59. If the world maintains the present cleavage between rich and poor countries, and if, moreover, the exclusive commercial blocs favoring some countries and making outsiders of others are consolidated then the international situation cannot but show in the Second Development Decade a balance of frustration and disappointment far more alarming than that of the first.
60. Colombia has come to this world Assembly to renew its great hope in the United Nations. Every human endeavor is subject to the storms of time. Nor should we forget that the effects of several centuries of enmity and misunderstanding among peoples cannot suddenly vanish like a midsummer night's dream. Despite the shortcomings we have pointed out, the United Nations is called upon to tackle a superhuman task.
61. Progress cannot be measured in terms of months and years but in terms of decades and centuries. To arrive at the Declaration of the Rights of Man and of the Citizen, in 1789, entire centuries of personal suffering had to be borne, and tyranny brought to the point of utter weariness. Democracy did not spring up overnight as though by magic. It was a progressive movement in the minds of people, while the ideas of Utopians and the thoughts of philosophers perforated like drops of water the wall of misunderstandings and the stony deafness of the leaders, until the time came when there was a great overthrow of the institutions.

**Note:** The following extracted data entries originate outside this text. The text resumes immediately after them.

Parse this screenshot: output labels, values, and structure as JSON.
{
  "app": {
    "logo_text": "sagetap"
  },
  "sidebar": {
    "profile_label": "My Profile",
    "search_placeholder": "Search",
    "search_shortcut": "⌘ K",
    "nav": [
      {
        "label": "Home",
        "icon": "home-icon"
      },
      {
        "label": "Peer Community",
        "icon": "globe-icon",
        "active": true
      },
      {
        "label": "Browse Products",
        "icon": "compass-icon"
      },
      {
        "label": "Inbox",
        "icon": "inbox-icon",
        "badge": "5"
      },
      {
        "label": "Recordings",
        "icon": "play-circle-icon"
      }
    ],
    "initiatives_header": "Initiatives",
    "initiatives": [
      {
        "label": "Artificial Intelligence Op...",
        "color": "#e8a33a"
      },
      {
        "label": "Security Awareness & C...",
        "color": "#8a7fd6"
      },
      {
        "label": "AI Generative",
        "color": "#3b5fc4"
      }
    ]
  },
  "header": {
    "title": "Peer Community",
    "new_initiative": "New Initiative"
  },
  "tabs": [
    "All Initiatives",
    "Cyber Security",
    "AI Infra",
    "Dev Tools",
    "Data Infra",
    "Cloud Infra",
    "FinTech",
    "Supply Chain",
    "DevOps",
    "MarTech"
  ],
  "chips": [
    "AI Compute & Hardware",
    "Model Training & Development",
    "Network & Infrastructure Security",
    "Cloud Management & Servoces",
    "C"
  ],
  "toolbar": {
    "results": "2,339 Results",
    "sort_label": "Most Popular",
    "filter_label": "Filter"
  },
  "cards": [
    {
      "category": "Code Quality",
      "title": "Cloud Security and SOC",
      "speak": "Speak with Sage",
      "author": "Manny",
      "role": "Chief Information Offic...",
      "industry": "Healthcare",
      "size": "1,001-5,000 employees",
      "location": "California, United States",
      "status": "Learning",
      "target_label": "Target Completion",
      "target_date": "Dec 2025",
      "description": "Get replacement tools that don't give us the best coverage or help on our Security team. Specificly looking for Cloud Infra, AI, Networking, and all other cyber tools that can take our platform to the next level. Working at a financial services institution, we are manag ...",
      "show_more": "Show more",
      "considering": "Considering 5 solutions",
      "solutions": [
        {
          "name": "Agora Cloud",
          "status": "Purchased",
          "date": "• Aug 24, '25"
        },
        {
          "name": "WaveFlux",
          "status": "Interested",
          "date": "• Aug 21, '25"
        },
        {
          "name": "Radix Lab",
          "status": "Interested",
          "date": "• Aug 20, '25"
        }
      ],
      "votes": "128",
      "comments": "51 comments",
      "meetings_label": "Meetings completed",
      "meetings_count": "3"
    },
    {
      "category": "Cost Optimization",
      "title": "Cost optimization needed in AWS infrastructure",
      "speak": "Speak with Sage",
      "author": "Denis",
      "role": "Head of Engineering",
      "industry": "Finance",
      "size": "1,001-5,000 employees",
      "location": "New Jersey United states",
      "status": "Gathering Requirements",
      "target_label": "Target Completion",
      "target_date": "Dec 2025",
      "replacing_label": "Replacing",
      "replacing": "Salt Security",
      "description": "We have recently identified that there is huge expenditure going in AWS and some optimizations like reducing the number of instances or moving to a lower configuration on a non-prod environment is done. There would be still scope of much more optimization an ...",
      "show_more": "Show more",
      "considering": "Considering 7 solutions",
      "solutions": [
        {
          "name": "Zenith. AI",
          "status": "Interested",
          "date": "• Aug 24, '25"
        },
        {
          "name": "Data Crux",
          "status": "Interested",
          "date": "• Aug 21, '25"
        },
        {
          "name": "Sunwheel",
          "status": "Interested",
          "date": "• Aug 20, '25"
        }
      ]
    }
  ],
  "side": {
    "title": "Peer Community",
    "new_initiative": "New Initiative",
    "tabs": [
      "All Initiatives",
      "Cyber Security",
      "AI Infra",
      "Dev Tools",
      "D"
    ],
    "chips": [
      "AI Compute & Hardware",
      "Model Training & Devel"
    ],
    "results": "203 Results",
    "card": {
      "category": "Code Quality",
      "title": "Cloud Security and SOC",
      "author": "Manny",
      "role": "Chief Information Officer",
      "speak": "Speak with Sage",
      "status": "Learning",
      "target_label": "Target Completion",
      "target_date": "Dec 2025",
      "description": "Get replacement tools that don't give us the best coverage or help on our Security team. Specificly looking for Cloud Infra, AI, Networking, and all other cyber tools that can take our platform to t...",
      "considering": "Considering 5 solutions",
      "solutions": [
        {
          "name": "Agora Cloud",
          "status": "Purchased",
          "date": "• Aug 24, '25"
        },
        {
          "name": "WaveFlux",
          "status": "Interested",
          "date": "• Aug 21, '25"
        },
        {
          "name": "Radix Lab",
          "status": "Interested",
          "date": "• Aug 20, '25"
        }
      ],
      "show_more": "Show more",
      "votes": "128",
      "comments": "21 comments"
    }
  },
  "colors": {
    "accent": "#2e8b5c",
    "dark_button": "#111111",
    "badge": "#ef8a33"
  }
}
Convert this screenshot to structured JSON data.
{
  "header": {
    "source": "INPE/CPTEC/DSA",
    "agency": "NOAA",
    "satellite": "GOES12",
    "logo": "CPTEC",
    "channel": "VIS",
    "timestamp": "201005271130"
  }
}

62. The United Nations is the creature of a Utopia of brotherhood and a philosophy of concord among peoples with respect for the rules of international law, which little by little are finding the arduous way to positive achievement. These mostly lie ahead. What we now perceive appears imperfect. But that which existed yesterday was even further removed from the ideal we cherished. Mankind in 1970 will, on looking back, become aware of the fact that we have laid the foundations for a future world organization, based on the active participation of all peoples in the management of the community of nations.
63. Just now we find ourselves at a moment of evolution. The United Nations has seen that its structures need changing. This signifies an intellectual process of adaptation to changes in international ideas, whose aims are the abolition of racial discrimination, the suppression of social injustice, the strengthening of peaceful methods to solve controversies, and disarmament, as a prelude to security.
64. Security, disarmament and the peaceful settlement of disputes, were three intentions that won acclaim on the conclusion of the First World War. They were the signals of hope. Today we reiterate those purposes and add to them the clamors of a destitute mankind so that, through international cooperation, we may find effective means for harmonious development on all continents, together with social justice and respect for human rights. The United Nations is still a land of hope for a better world.